Création ou promotion, le chanteur est désormais enfermé dans son bunker de certitudes (littéralement : un gigantesque complexe dans les steppes du Minnesota).

Depuis, quand ça lui prend, il fait des webcast pour 500 spectateurs à trois heures du mat’ où il filme son écran d’ordinateur portable diffusant des répétions (parfois de qualité) ou des extraits de concert (dont ses fans disposent des enregistrements piratés en HD depuis longtemps). Pendant ce temps, les Rolling stones ou Depeche Mode diffusent en stream et en direct leurs concerts.

(Je prends un risque à diffuser du matériel promotionnel, mais soyons punk que diable !)
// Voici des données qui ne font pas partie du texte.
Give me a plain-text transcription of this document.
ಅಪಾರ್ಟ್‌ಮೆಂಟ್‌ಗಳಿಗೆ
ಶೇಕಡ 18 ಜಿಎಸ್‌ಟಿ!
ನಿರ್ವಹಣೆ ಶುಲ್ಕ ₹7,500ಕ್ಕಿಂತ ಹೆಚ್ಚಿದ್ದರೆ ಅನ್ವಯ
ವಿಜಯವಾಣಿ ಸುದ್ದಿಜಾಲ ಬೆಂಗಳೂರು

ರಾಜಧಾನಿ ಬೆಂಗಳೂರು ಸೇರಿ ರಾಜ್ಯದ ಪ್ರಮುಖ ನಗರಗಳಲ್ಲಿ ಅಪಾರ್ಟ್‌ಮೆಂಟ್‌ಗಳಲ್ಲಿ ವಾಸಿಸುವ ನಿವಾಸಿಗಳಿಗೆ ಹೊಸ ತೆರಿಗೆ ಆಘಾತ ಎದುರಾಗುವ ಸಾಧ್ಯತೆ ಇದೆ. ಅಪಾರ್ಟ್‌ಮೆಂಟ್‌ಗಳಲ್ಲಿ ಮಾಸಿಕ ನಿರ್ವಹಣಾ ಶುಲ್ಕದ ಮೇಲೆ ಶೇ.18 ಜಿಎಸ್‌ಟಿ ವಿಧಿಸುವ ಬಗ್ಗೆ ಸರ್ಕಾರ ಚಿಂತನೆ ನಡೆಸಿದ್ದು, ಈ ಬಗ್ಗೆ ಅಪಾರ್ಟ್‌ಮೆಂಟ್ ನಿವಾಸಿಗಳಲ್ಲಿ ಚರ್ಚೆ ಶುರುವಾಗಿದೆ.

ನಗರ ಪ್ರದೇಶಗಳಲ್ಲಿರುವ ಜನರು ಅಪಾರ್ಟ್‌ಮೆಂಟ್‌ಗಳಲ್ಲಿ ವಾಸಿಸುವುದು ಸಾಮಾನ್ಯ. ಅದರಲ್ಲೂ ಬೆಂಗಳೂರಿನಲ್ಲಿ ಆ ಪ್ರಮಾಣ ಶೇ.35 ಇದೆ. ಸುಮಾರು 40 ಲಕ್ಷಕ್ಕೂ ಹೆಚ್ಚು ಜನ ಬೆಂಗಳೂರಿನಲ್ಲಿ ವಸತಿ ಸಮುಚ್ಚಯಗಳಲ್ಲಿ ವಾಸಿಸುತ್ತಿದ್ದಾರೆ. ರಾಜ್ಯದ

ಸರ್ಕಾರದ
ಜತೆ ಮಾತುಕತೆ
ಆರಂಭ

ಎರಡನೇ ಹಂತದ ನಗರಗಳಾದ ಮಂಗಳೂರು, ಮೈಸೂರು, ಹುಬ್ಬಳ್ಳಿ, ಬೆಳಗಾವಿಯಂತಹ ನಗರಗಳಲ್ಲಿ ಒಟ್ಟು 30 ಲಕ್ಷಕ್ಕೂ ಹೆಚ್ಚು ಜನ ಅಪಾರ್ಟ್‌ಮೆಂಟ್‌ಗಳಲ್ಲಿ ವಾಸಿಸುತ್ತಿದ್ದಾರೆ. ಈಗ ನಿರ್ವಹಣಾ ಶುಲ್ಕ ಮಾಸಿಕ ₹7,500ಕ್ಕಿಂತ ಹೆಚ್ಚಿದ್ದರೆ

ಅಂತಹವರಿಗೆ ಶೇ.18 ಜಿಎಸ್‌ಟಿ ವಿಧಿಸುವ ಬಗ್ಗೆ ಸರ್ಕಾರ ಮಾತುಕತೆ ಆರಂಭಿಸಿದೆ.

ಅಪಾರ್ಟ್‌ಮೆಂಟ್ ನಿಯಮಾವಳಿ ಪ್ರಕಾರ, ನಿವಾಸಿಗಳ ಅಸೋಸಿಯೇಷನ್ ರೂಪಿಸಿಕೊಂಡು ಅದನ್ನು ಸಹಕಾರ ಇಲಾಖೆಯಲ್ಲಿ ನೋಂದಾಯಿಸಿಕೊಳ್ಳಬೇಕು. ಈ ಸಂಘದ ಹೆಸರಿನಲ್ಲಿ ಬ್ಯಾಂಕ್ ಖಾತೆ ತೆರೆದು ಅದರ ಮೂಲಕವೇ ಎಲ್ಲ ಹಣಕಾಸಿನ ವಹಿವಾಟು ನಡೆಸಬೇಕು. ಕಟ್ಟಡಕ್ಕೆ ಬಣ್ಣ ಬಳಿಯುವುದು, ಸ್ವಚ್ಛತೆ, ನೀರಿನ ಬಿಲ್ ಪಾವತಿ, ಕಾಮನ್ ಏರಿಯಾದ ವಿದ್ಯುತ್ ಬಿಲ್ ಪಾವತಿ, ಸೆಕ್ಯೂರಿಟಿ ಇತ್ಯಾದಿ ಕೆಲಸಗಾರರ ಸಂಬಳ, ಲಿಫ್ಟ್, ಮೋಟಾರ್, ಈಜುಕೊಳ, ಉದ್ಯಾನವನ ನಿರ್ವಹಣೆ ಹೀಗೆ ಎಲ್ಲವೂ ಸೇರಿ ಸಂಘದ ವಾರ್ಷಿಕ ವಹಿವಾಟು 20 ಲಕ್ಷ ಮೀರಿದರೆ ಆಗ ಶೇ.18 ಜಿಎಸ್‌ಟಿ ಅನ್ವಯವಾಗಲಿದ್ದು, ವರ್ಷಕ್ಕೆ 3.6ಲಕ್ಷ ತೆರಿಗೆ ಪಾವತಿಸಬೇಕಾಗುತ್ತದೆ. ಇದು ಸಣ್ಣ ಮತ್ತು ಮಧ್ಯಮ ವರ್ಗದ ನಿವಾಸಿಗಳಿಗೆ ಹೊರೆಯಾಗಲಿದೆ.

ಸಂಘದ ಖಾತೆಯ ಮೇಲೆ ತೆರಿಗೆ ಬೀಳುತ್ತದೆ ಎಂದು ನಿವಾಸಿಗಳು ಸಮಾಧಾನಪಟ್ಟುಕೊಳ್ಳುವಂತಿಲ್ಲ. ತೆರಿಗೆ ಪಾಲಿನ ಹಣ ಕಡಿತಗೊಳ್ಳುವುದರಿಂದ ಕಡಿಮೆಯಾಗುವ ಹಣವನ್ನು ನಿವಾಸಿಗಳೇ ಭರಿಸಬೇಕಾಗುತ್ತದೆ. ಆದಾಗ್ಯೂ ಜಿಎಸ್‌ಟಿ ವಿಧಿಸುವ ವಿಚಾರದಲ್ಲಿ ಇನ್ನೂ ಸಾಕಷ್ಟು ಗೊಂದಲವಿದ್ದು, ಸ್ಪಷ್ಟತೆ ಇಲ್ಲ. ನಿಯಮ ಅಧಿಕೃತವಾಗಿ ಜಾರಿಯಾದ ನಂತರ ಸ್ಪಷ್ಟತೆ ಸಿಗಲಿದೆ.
A la fin de l'année 2013, Prince se frotte enfin au buzz, au bad buzz. Il renoue avec les paroles trash (aseptisées depuis une dizaine d'années par son entrée chez les témoins de Jéhovah). Problème, son nouveau morceau en téléchargement gratuit louche plus du côté de Boutin que du côté d'Hendrix, et ça flirte avec la lesbophobie

Dernier épisode en date : Prince attaque en justice 22 de ses fans facebook qui postaient des liens vers des vidéos de ses concerts en leur réclamant un million chacun (selon TMZ il se serait ravisé depuis, à l'approche d'une nouvelle tournée européenne). L'occasion de réécouter un titre de circonstance : Money don't matter tonight ? Ah bon non, désolé, je ne peux pas passer la vidéo officielle, elle est juste introuvable dans une version potable sur internet.

Inaudible en disque. Inaccessible en concert. Invisible en ligne. Fermé à double tour aux autres : pour l'instant, le nouveau Prince, c’est l’ancien en pire[1]. La vérification qu'à force d'avoir dix ans d’avance sur tout le monde, on peut finir par avoir vingt ans de retard sur son époque.

Restons positif, restons-en aux souvenirs. Play-list maison :


[1] A sauver néanmoins de cette année, une collaboration avec Janelle Monae sur le dernier album de celle-ci. Peut-être ce qu'il a fait de mieux en dix ans.